ヒルツはどうしても故郷に帰りたいらしい。時間はかかるだろうけど不可能ではない。あたしがかつてどうやって国を跨いで移動していたか話すと、顔を顰めて現実的ではないと言い放った。
正直ヒルツがこの後何をしようがあたしは興味がなかったし、あたしは次の作戦をゆっくり立てたかった。しかしヒルツが企むC-102のアップグレードは琴線に触れる内容であった。
「助けたんだから、新しいシラタキちゃんができたらあたしによこしなさいよ」
「開発に何千万とかかるんですよ?!恩義は感じていますけど、破産しちゃいますよ」
「君の命は金より軽いというのかね!?」
「せっかく生き残ったのに借金地獄に陥りたくないだけです!デザインならデータ共有しますから、それで許してくださいよ」
「…仕方ないわね」
翌日、あたしはヒルツを抱えて数時間飛び、島の観光地で別れた。
「ありがとうございました。くれぐれもお身体お大事に」
「ええ、あなたもね」
あたしは念の為、ノーチラスモードで暫く水中を潜航した後に、空中でフライトモードに切り替えて低空飛行で一先ず我が家を目指した。
Δを改良する設備があたしの要塞にしかないのだから仕方がない。正直、気乗りしなかった。帰るたびに虚無感溢れる過去を思い出してしまう。
陸地が見えてからはステルスモードで飛行を続け、あたしのお城に着く頃にはもうヘトヘトで、森を抜けて小屋に着くまで非常に長い距離に感じた。
小屋の扉に手をかけた時、ドアの隙間に手紙の様なものが挟まっているのに気がついた。
ドアを開けてハラリと落ちる紙切れをそのまま見送り、暫く突っ立っていた。恐らく手紙を取るために腰を落とすともう立ち上がれない。
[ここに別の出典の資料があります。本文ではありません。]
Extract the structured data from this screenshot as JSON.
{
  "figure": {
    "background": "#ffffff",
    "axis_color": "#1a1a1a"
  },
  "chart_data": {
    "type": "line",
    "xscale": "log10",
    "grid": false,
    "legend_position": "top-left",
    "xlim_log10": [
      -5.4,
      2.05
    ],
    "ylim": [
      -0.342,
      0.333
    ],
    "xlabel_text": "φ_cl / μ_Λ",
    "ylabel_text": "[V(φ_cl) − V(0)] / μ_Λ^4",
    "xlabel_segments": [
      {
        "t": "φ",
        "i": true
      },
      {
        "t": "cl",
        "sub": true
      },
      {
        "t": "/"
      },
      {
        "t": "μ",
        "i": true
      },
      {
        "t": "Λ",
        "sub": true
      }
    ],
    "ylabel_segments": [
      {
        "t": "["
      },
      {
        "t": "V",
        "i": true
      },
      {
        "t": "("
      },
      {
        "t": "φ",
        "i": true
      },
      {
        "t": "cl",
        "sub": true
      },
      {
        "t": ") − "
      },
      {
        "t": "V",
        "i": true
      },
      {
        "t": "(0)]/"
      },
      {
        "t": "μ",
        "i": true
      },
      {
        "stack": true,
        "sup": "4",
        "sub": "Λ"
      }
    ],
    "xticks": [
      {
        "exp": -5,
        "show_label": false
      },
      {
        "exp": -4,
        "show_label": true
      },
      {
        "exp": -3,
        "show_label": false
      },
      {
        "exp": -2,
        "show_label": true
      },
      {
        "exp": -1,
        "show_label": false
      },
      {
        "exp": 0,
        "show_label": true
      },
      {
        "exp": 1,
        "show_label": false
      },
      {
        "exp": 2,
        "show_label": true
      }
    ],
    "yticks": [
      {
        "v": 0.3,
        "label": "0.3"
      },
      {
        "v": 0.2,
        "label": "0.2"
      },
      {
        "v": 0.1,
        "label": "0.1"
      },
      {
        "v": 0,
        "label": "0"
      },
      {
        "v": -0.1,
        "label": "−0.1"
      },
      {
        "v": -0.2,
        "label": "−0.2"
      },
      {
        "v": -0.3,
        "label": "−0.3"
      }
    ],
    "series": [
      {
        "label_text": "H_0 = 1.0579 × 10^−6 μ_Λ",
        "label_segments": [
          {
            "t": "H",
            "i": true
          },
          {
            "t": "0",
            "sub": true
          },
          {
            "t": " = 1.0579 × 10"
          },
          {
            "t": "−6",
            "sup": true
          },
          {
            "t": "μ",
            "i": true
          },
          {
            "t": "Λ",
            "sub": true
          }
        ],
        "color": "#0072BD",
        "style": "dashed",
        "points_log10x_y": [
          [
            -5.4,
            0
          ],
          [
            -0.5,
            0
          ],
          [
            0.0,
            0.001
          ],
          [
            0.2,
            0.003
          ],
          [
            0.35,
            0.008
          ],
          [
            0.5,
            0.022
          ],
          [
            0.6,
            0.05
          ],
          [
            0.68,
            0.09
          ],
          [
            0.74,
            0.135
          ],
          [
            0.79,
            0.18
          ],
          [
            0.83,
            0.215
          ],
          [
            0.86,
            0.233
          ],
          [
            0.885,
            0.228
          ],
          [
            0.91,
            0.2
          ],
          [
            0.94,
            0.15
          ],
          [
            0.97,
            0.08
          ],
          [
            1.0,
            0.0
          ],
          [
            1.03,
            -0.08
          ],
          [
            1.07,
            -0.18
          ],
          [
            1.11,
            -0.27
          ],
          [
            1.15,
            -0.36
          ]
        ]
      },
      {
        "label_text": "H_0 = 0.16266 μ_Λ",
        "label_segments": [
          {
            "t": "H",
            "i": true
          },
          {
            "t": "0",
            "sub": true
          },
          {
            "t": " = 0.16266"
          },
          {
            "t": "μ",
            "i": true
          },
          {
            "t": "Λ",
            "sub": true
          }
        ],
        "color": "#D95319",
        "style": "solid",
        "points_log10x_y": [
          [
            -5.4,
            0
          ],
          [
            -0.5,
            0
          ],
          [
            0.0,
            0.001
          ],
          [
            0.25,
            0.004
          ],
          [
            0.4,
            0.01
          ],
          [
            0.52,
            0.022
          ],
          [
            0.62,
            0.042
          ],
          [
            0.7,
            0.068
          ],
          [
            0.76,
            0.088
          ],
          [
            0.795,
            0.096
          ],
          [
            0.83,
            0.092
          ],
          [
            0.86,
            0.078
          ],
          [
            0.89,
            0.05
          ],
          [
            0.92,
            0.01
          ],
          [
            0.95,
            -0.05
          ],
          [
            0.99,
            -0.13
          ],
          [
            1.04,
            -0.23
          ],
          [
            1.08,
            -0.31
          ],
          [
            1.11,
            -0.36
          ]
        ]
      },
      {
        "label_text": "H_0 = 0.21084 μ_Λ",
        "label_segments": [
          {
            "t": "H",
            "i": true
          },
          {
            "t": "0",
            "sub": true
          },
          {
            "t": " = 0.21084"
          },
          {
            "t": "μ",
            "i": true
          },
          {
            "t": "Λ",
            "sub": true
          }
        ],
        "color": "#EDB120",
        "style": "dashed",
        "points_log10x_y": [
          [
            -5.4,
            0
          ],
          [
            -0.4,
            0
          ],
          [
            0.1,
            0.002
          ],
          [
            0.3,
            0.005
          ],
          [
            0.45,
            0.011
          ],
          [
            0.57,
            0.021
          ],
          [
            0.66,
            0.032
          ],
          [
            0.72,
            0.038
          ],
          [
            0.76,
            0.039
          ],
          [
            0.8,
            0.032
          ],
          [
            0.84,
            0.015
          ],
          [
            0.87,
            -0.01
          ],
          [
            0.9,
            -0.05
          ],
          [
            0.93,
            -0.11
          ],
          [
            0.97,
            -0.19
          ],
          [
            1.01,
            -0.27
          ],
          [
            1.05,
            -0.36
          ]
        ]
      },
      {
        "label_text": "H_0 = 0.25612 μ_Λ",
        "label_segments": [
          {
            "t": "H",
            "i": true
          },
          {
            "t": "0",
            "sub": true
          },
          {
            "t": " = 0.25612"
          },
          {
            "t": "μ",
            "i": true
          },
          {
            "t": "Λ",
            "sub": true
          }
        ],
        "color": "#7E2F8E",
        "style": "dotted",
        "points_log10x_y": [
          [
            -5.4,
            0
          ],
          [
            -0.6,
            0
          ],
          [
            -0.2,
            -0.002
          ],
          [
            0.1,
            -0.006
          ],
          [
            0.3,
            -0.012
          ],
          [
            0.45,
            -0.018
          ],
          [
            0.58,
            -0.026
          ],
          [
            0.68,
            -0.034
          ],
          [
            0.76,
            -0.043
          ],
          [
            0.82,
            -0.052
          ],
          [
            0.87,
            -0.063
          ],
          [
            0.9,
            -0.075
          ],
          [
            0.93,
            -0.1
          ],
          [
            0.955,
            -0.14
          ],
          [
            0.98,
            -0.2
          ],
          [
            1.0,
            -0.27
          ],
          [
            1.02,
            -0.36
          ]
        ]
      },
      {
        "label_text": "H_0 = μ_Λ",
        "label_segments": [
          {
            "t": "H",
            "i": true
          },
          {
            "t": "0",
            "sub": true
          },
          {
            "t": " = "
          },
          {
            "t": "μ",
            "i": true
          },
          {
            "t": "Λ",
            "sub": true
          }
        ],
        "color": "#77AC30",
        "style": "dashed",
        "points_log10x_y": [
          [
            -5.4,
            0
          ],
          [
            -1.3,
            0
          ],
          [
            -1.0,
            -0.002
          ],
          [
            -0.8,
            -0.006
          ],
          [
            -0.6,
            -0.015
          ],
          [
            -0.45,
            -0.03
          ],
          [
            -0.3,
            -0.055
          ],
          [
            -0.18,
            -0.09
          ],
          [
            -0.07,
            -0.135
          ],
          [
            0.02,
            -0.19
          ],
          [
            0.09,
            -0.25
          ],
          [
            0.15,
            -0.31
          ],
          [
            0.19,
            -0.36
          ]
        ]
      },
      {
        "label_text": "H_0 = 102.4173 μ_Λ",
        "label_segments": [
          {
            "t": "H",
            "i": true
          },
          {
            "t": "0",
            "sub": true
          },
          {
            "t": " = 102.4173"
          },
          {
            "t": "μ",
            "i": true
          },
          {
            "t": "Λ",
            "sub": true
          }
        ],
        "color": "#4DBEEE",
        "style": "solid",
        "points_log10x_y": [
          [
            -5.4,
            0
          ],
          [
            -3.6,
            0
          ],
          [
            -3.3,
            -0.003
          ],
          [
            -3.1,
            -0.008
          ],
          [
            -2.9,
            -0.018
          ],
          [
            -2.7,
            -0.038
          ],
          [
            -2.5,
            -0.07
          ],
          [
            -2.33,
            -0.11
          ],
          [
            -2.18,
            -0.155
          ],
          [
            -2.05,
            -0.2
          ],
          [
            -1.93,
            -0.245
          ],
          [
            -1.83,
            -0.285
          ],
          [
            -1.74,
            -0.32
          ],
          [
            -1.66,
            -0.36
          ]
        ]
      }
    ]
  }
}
あたしは手紙を取り敢えず小屋の中に蹴り入れて、地下の実験室を目指した。
階段を降りる一段目で踏み外し、1番下まで滑り落ちた。全身に虚脱感が襲い、眩暈がしてきた。
「うぅ…みかんちゃん、装備解除」
「ソウビカイジョ、オツカレサマデシタ」
金属鎧が剥がれ落ち、久しぶりに全身解放された私は伸びをする気力もなく、そのままマッサージチェアまで這っていった。
スイッチを入れてシールドが降りてきた瞬間に重大なミスを悟りリモコンに手を伸ばそうとしたが、時すでに遅し。あたしは一晩中ハードモードで全身ほぐされるハメになった。